For the last 10 or 12 years, I’ve sponsored a child through World Vision. She was a very grim faced Ethiopian four year old when I first received her picture. For the last 10 or 12 years, I’ve received regular updates about her health, schooling and well being. The time has passed quickly. Early in the spring of this year, I received the first picture in a long while. It showed a studious- and fierce-looking 16 year old with a textbook in her hand. I felt so proud of her…not because of anything I’d done, but because of everything she’s done and likely endured. A life for which I have no reference point.

Yesterday, I received a brightly marked World Vision envelope, telling me of important changes to my sponsored child. My first thought was that my sponsored child had “graduated” from the program and was no longer eligible. Sadly, the letter I received told me my sponsored child and her family had left their village and could not be located. The World Vision people tried to be comforting, telling me there could be many reasons a family leaves a village where there is sponsorship. They acknowledged that this news would be hard to hear.

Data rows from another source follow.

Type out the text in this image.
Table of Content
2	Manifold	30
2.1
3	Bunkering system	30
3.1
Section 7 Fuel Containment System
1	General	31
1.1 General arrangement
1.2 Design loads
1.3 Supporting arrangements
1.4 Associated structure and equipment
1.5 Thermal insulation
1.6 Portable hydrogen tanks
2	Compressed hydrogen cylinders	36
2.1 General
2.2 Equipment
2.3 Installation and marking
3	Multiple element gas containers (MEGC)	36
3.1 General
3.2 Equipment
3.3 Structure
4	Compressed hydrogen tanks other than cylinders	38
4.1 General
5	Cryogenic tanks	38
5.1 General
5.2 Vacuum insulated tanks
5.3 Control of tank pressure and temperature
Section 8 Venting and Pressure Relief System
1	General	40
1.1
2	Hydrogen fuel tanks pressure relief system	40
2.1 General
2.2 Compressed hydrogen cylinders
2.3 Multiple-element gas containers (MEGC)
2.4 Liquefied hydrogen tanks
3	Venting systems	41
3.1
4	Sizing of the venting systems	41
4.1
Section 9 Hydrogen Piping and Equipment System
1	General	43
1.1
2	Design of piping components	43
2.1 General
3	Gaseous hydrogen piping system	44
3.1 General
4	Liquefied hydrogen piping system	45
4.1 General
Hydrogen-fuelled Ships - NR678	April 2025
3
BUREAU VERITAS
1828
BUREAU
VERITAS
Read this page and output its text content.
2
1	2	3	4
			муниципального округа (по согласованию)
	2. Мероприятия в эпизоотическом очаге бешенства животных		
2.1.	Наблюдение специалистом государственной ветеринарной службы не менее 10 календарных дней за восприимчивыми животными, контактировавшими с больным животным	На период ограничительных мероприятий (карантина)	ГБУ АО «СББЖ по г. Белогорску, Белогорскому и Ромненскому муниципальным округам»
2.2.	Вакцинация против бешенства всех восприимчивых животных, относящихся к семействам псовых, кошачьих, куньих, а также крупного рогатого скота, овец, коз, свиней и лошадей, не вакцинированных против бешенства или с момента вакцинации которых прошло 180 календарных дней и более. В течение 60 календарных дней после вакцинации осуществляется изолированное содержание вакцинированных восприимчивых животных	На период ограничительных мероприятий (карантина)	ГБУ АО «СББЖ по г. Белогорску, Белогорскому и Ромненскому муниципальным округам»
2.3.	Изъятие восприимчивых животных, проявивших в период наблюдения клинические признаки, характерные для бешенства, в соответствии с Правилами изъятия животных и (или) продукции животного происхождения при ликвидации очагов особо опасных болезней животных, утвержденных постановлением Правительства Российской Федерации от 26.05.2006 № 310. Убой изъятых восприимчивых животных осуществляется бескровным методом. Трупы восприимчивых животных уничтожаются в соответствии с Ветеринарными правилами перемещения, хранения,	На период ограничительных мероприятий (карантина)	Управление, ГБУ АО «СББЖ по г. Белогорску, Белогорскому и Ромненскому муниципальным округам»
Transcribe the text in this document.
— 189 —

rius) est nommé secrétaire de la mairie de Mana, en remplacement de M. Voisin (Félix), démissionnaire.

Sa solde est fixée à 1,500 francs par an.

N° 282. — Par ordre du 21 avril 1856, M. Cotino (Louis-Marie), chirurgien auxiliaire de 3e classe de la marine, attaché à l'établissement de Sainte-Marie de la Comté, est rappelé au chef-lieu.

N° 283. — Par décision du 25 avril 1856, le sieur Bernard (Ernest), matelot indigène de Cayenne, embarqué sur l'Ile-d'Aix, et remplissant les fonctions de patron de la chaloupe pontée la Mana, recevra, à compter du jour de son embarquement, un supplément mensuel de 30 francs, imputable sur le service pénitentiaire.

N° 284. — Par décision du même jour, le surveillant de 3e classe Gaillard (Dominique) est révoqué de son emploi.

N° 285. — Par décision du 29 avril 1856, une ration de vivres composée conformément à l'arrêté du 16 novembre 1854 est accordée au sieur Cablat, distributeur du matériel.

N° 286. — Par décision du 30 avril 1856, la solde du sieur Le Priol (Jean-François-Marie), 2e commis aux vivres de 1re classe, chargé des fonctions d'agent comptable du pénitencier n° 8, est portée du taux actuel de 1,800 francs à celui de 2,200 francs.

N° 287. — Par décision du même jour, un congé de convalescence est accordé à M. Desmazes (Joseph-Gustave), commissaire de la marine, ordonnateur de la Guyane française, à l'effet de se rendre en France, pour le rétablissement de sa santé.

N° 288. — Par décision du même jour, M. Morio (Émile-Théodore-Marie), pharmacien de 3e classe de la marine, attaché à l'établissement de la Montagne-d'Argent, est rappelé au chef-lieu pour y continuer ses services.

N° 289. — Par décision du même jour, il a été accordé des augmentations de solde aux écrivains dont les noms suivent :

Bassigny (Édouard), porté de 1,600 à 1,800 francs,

Hard to hear? It was gutting.

What had happened to her? Was she alright? Was she alive? What would become of her?

However passive, I was a participant in her life. At least, that’s how I felt, only I didn’t know it until that moment. I had kept the picture of that little girl on my fridge for years, saying her name because it sounded so great to say. The picture ensured I held her in my thoughts. I didn’t know until the moment I read that letter that I had become connected to her somehow. I knew someone in Ethiopia and I cared about her.

And now she’s gone and I may never know what happened to that grim faced little girl who grew up to be a fierce looking young woman with a textbook. I suppose that in itself gives me hope…because is there anything more powerful in the world than a fierce young woman with a textbook?

I hope she is alive.

I hope she is safe.

I hope she is healthy.

I hope she is thriving.

I hope she is in school.

I hope she is laughing right now.

I hope she will be reading after she finishes laughing.

I hope that once in awhile she looks to the horizon, with the unshakeable feeling that someone is thinking about her. I hope she one day she knows that someone in a country so far away and so different from hers is saying her name.

Emunesh. Emunesh Kokob.

Live long and prosper, my fierce little friend.